Davanın hukuksal niteliği ve somut olayın özelliği gereği davalı, temyiz aşamasında dava konusu borcu söndüren nitelikte bir belge vermişse, bu belge üzerinde gerekli inceleme yapılmak suretiyle bir karar verilmesi gerekir. Diğer bir anlatımla yargılama aşaması henüz tamamlanmamış böyle bir durumda borcu itfa eden belge değerlendirilmeye alınmalıdır. Gerçekten de, yargılamada davayı inkar eden davalının savunması borcun bulunmadığı savunmasını da kapsar. O nedenle, davalının borcun ne sebeple bulunmadığını açıklama ve iddianın aksine, delillerini ikame etme hakkının ortadan kalktığından söz edilemez. Belirtilen nedenlerle, temyiz aşamasında sunulan ve borcu söndüren bir belgenin varlığı karşısında savunmanın genişletilmesi yasağından söz edilemeyeceğinin ( HUMK. md. 202 ) kabulü zorunludur.

Mahkemece hukuki değerlendirmede hataya düşülerek yazılı şekilde direnme kararı verilmesi usul ve yasaya aykırı olup, bozma nedenidir. Bu nedenle direnme kararı bozulmalıdır.
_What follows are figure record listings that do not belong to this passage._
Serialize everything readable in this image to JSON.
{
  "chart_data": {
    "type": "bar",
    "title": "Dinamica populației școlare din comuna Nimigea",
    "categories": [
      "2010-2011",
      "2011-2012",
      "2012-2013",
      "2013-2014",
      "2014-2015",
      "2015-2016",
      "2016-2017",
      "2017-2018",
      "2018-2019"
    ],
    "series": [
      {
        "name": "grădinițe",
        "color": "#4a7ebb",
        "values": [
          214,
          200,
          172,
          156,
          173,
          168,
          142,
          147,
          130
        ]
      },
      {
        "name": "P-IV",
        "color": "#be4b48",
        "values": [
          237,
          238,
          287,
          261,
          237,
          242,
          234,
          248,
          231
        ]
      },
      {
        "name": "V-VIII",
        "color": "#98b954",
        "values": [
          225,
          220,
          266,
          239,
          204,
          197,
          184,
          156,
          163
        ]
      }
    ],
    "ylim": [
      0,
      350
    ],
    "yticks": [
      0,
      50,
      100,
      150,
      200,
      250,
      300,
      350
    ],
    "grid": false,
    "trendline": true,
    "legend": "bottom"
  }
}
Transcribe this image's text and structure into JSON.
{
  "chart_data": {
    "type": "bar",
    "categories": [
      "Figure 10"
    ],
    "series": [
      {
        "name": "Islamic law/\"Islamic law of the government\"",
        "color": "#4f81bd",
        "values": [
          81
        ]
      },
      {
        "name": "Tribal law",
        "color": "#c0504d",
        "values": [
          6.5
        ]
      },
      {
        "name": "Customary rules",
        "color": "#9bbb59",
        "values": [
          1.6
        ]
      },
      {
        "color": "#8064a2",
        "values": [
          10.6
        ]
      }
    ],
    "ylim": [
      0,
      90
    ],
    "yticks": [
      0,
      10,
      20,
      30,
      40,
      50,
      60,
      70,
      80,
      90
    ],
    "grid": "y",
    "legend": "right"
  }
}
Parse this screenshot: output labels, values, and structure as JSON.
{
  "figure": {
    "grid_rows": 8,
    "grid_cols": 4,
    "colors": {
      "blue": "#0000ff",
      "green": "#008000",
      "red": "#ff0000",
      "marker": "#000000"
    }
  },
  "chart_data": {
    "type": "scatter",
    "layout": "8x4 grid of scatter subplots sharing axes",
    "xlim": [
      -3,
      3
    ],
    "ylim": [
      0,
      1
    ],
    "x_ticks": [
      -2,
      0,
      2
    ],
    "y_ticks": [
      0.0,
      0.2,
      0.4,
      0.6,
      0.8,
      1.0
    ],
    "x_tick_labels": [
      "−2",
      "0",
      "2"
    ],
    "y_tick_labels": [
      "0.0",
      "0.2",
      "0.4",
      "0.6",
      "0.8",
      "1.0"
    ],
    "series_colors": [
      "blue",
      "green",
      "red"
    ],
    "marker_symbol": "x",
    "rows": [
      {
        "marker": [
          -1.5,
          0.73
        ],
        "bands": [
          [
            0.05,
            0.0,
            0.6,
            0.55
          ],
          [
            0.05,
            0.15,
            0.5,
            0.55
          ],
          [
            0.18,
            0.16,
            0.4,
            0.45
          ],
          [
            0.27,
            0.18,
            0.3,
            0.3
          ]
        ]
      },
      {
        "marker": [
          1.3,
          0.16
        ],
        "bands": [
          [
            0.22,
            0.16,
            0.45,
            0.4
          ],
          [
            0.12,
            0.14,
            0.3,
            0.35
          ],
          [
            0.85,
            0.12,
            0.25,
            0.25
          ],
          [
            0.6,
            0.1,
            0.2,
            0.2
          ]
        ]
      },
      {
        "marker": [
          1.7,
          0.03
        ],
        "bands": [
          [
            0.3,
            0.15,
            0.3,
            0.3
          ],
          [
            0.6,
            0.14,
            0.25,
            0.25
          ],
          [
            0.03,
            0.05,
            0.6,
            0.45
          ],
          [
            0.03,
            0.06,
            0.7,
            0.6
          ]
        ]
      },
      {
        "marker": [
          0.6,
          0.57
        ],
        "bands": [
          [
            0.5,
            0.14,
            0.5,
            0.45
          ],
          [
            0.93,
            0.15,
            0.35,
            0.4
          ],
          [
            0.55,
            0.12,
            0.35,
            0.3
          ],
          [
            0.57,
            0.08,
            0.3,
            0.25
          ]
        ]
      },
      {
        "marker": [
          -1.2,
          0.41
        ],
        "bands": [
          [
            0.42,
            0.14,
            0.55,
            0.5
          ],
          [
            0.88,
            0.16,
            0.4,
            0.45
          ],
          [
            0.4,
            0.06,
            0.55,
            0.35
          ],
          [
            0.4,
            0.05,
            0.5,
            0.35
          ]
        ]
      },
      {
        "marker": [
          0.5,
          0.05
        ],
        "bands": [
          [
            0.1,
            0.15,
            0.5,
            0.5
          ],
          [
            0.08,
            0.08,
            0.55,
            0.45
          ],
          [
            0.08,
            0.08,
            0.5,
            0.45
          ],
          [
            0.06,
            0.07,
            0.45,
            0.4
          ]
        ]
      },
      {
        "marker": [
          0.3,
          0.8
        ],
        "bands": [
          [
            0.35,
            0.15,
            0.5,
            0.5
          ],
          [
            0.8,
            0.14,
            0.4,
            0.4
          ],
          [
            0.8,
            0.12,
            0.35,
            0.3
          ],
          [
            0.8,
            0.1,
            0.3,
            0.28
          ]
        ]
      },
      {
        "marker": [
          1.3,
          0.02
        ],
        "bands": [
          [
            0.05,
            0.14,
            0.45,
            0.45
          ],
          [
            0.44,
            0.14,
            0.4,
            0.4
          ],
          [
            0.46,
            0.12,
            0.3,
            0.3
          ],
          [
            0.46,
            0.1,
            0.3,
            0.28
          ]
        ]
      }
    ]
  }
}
SONUÇ : Davalı vekilinin temyiz itirazlarının kabulü ile, direnme kararının Özel Daire bozma kararında ve yukarıda gösterilen nedenlerden dolayı HUMK'nın 429. maddesi gereğince ( BOZULMASINA ), istek halinde temyiz peşin harcının geri verilmesine, 26.10.2005 gününde oybirliğiyle karar verildi.